What should tax transparency and reporting consist of?
On 1 June 2021, the Council of the EU reached an agreement with the EU Parliament on public reporting by Member State. The agreement was based on the proposal for a Directive of the European Parliament and of the Council amending Directive 2013/34/EU as regards disclosure of information on income tax of 13 January 2021(2016/0107(COD)). The proposal extended its scope to the largest domestic traders, i.e. international traders or those whose total annual income for the last two financial years exceeds €750 million, thus obliging them to file tax reports on their activities. The €750 million is subject to conversion into national currency for countries that have not adopted the euro as their national currency. According to the proposal, these entities will be obliged to publish and make available (also on the Internet) information about the income tax they pay. Moreover, entrepreneurs will be obliged to submit a reporting report in which they will publish information such as the company name, type of business activity, number of full-time employees, the amount of income tax and the actually accumulated tax, as well as the accumulated income. The list of required data is specified in detail in Article 48c of the proposal, in order to establish indisputable and uniform rules for obliged entities. It is required that the information is exhaustive and not intended to omit material facts. The entrepreneur is entitled to defer certain information for a period not exceeding 5 years, however, he must substantiate the reasons for his action – the motivation may be the desire not to disclose certain information about his activity for fear of competition.

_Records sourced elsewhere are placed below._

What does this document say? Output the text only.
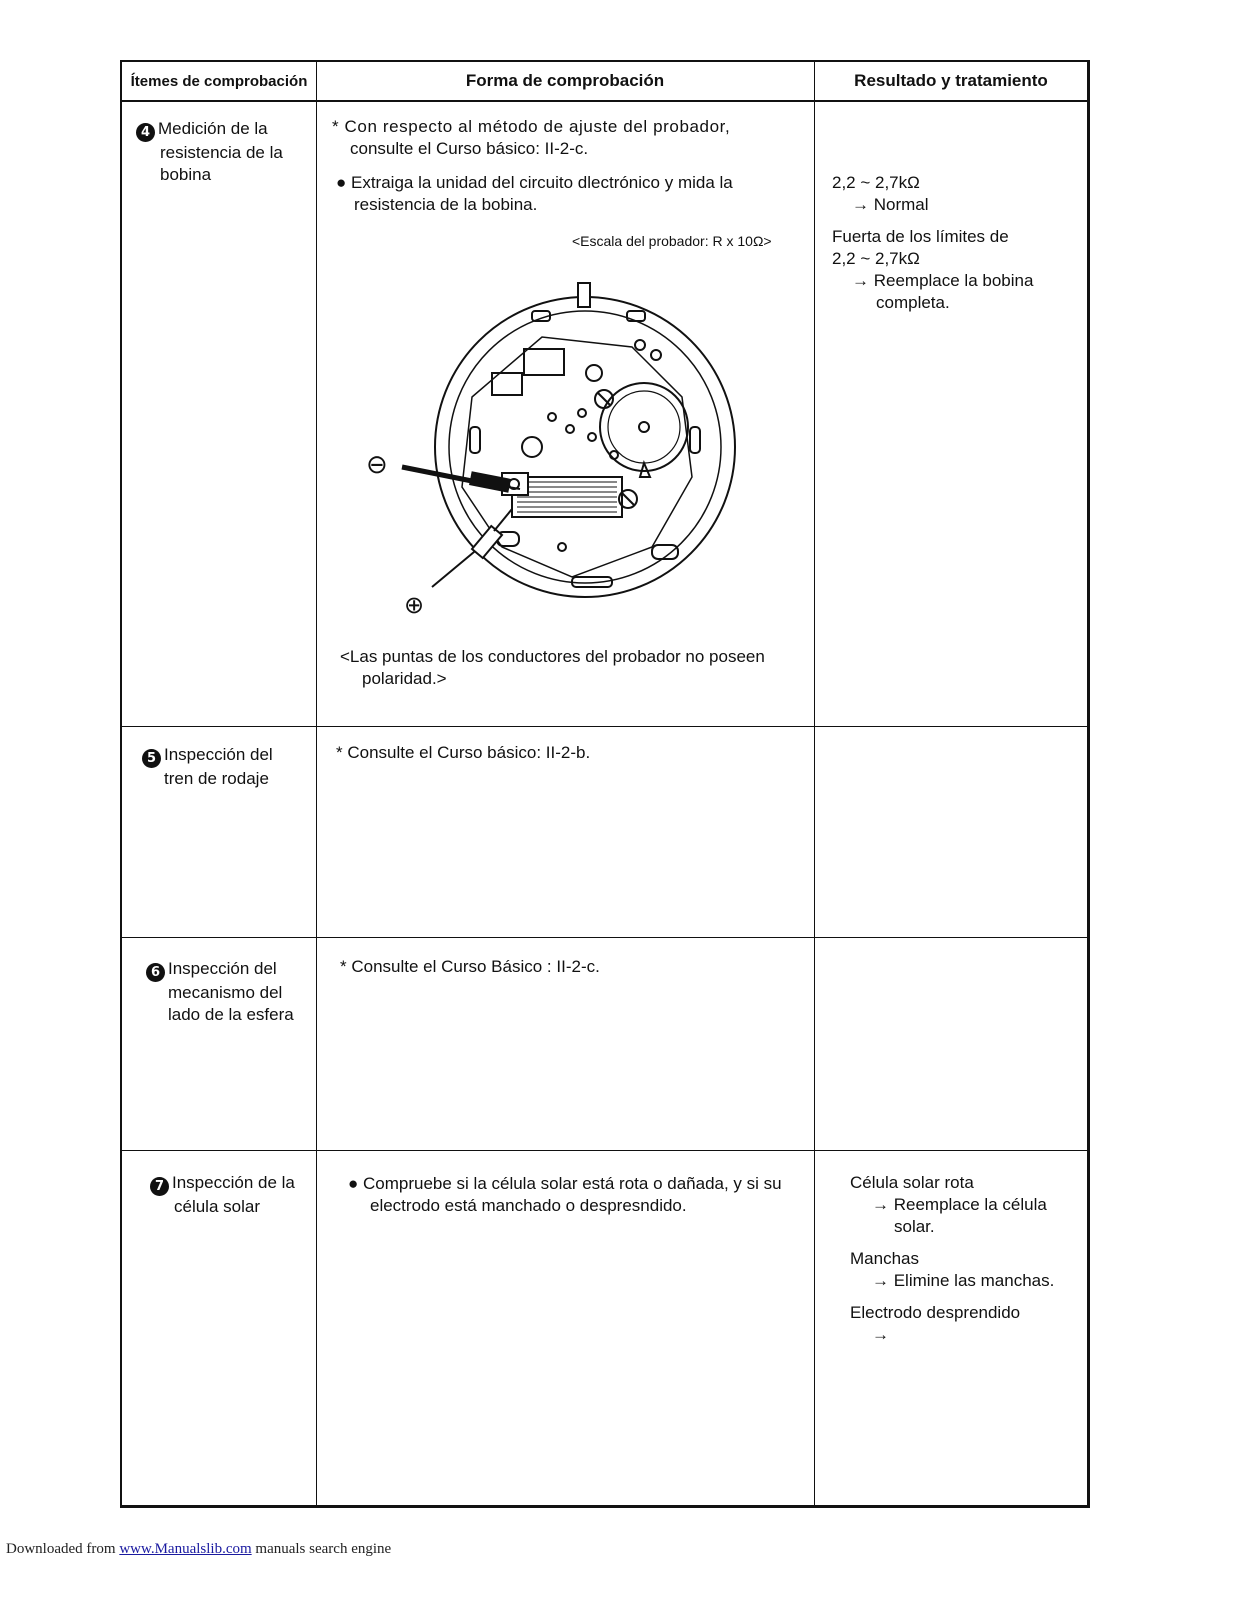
Ítemes de comprobación	Forma de comprobación	Resultado y tratamiento
4 Medición de la
resistencia de la
bobina
* Con respecto al método de ajuste del probador,
consulte el Curso básico: II-2-c.
● Extraiga la unidad del circuito dlectrónico y mida la
resistencia de la bobina.
<Escala del probador: R x 10Ω>
⊖
⊕
<Las puntas de los conductores del probador no poseen
polaridad.>
2,2 ~ 2,7kΩ
→ Normal
Fuerta de los límites de
2,2 ~ 2,7kΩ
→ Reemplace la bobina
completa.
5 Inspección del
tren de rodaje
* Consulte el Curso básico: II-2-b.
6 Inspección del
mecanismo del
lado de la esfera
* Consulte el Curso Básico : II-2-c.
7 Inspección de la
célula solar
● Compruebe si la célula solar está rota o dañada, y si su
electrodo está manchado o despresndido.
Célula solar rota
→ Reemplace la célula
solar.
Manchas
→ Elimine las manchas.
Electrodo desprendido
→
Downloaded from www.Manualslib.com manuals search engine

The foundations of the agreement; previous regulation of the issue
The problem of tax fraud and tax avoidance by profitable companies has affected many EU Member States – but they have not been able to tackle the problem at national level. As a result, the issue came to the attention of EU authorities, who decided to develop international solutions. The emergence of the proposal described was preceded by Directive 2013/34/EU of 26 June 2013 on the annual financial statements, consolidated financial statements and related reports of certain types of undertakings. It already required entities to report on the financial activities of the businesses they ran – the level of detail depended on the position, importance and structural complexity of the entities. The reports would be subject to in-depth scrutiny by the EU Commission, and the purpose of their creation was dictated by the maintenance of corporate governance and by providing insight into the transactions carried out by the companies and, consequently, with a check on the integrity of their operations.
In April 2016 the European Commission proposed a solution for the adoption of corporate tax transparency rules, which laid the foundations for the proposal adopted on 1 June 2021.

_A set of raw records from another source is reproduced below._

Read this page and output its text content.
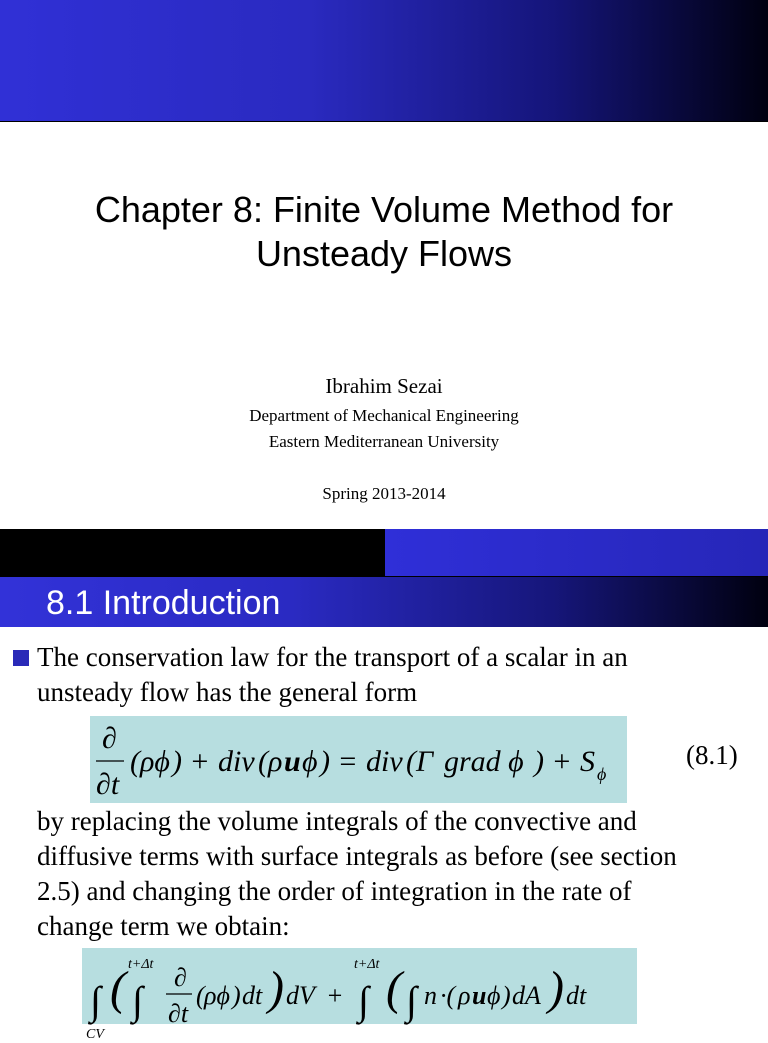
Chapter 8: Finite Volume Method for
Unsteady Flows
Ibrahim Sezai
Department of Mechanical Engineering
Eastern Mediterranean University
Spring 2013-2014
8.1 Introduction
The conservation law for the transport of a scalar in an
unsteady flow has the general form
∂
∂t
( ρϕ ) + div ( ρ u ϕ ) = div (Γ grad ϕ ) + S ϕ
(8.1)
by replacing the volume integrals of the convective and
diffusive terms with surface integrals as before (see section
2.5) and changing the order of integration in the rate of
change term we obtain:
∫ ( t+Δt
∫
∂
∂t
( ρϕ ) dt ) dV +
t+Δt
∫ ( ∫ n ·( ρ u ϕ ) dA ) dt
CV
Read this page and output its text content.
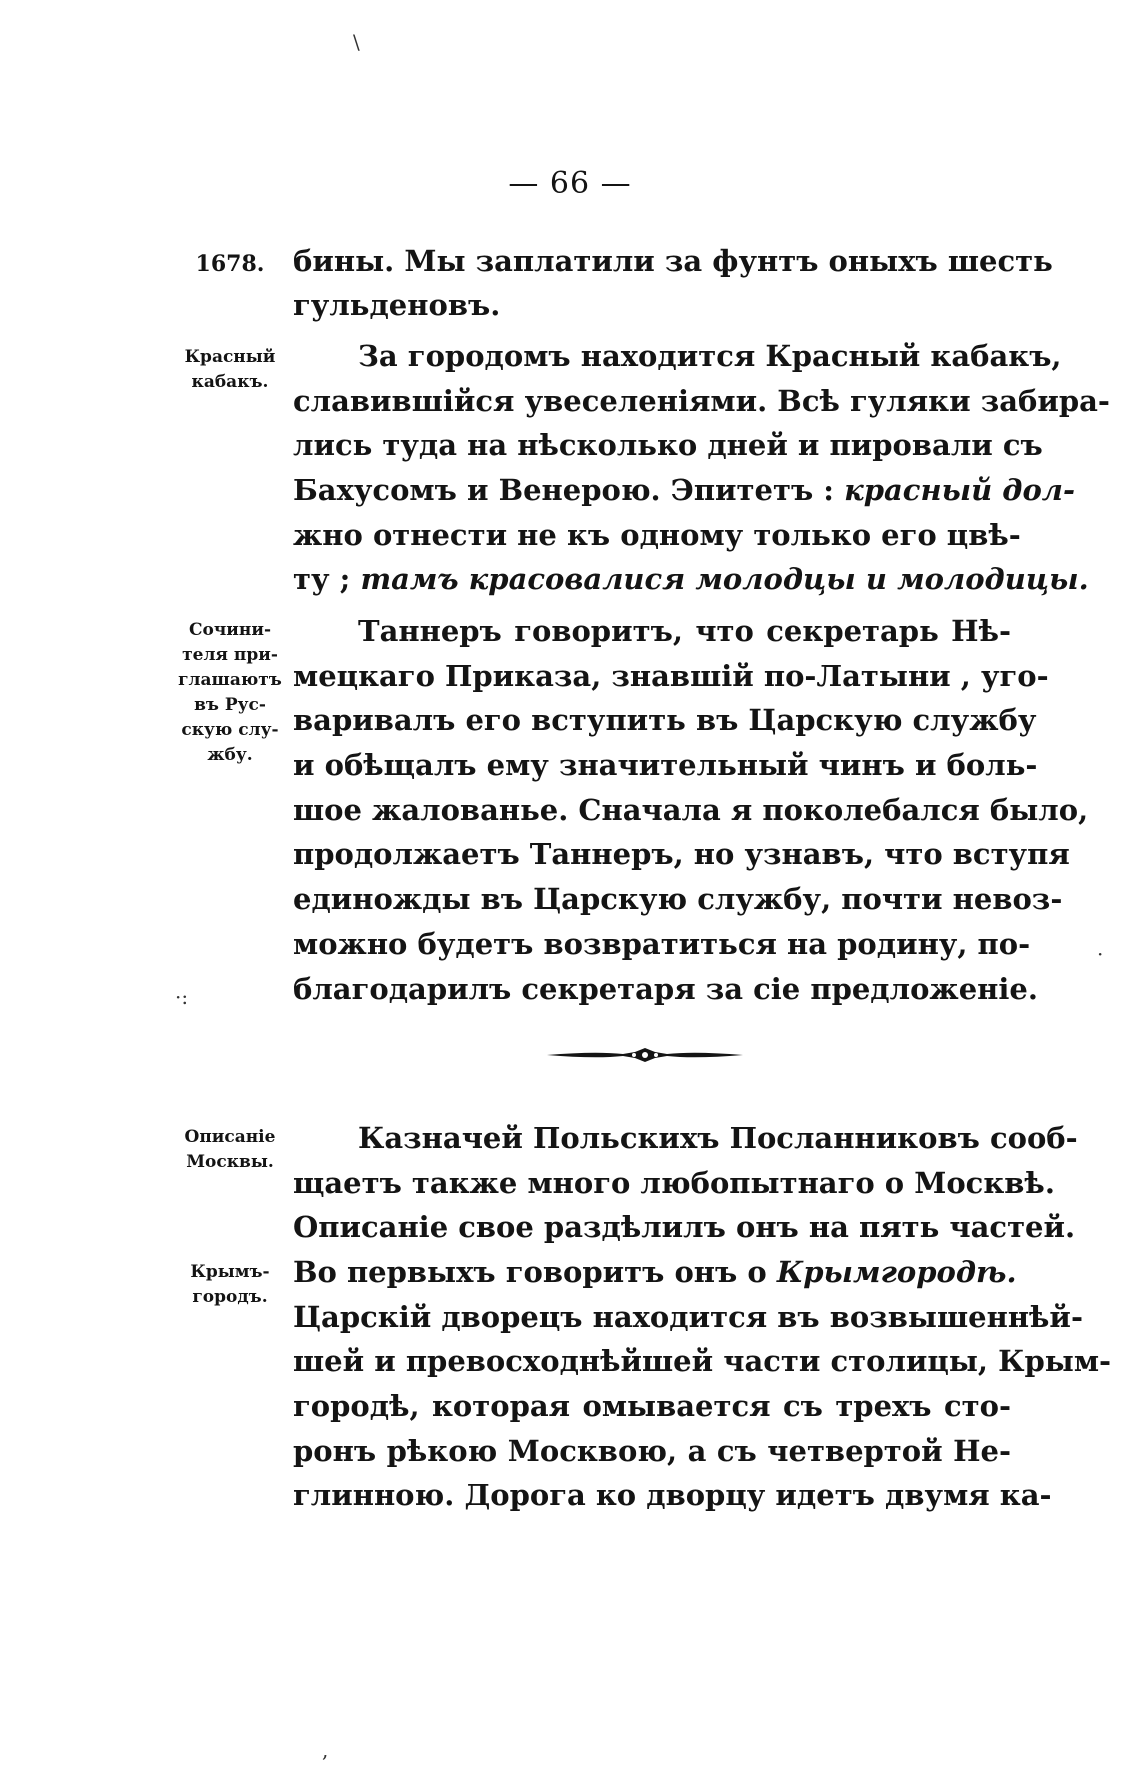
\
·
·:
,
— 66 —
1678.
Красный
кабакъ.
Сочини-
теля при-
глашаютъ
въ Рус-
скую слу-
жбу.
Описаніе
Москвы.
Крымъ-
городъ.
бины. Мы заплатили за фунтъ оныхъ шесть
гульденовъ.
За городомъ находится Красный кабакъ,
славившійся увеселеніями. Всѣ гуляки забира-
лись туда на нѣсколько дней и пировали съ
Бахусомъ и Венерою. Эпитетъ : красный дол-
жно отнести не къ одному только его цвѣ-
ту ; тамъ красовалися молодцы и молодицы.
Таннеръ говоритъ, что секретарь Нѣ-
мецкаго Приказа, знавшій по-Латыни , уго-
варивалъ его вступить въ Царскую службу
и обѣщалъ ему значительный чинъ и боль-
шое жалованье. Сначала я поколебался было,
продолжаетъ Таннеръ, но узнавъ, что вступя
единожды въ Царскую службу, почти невоз-
можно будетъ возвратиться на родину, по-
благодарилъ секретаря за сіе предложеніе.
Казначей Польскихъ Посланниковъ сооб-
щаетъ также много любопытнаго о Москвѣ.
Описаніе свое раздѣлилъ онъ на пять частей.
Во первыхъ говоритъ онъ о Крымгородѣ.
Царскій дворецъ находится въ возвышеннѣй-
шей и превосходнѣйшей части столицы, Крым-
городѣ, которая омывается съ трехъ сто-
ронъ рѣкою Москвою, а съ четвертой Не-
глинною. Дорога ко дворцу идетъ двумя ка-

Significantly, not all countries approved the solutions of the 2013 and 2016 Directives – in 2019, 10 Member States filed a motion alleging the inadequacy of the regulation of income tax disclosure. They invoked the requirement that this regulation be approved by the ECOFIN Council, taking into account the applicable procedural rules. The proposal described in this text appears to be the answer to this ambiguity and was intended to finally resolve the problems that had arisen in the area of reporting.
Adopted solutions – an unnecessary burden or a practical means of combating abuse?
It is debatable whether the solution adopted by the EU authorities is not an unnecessary intrusion into confidential data and an unnecessary hindrance to the activities of top companies. However, a different position is represented by the authorities of Member States, such as Portugal, for example. Portugal’s Minister for the Economy and Digital Transformation, P.S. Vieira, believes that the actions of large companies, such as tax avoidance and aggressive tax policies, have led the country to lose an estimated €50 billion in revenue annually. He stressed that such actions are unethical and harm the interests of honest earning citizens. His views are shared by the main negotiators of the proposal (E. Regner, I.G. del Blanco), who are happy to stress that they have been fighting for its adoption for the last 5 years. It is unquestionable that the desire to eliminate unfair tax practices guided the EU bodies, which explicitly in para. 14 of the preamble to the proposal states that they are taking action in the face of Member States’ failure to deal with the problem. In order to eliminate unfair business practices as effectively as possible, the obligations described were imposed on entities below the ceiling of €750 million in annual revenue, provided that it is proven that they were created in order to allow companies above the ceiling to avoid filing a report.
The agreement reached must then be approved by the Committee on Economic and Monetary Affairs and the Committee on Legal Affairs, as well as by the Council together with the EU Parliament. A vote on the matter is now expected – at which point it will become clear how the further fate of tax controls at EU level will take shape.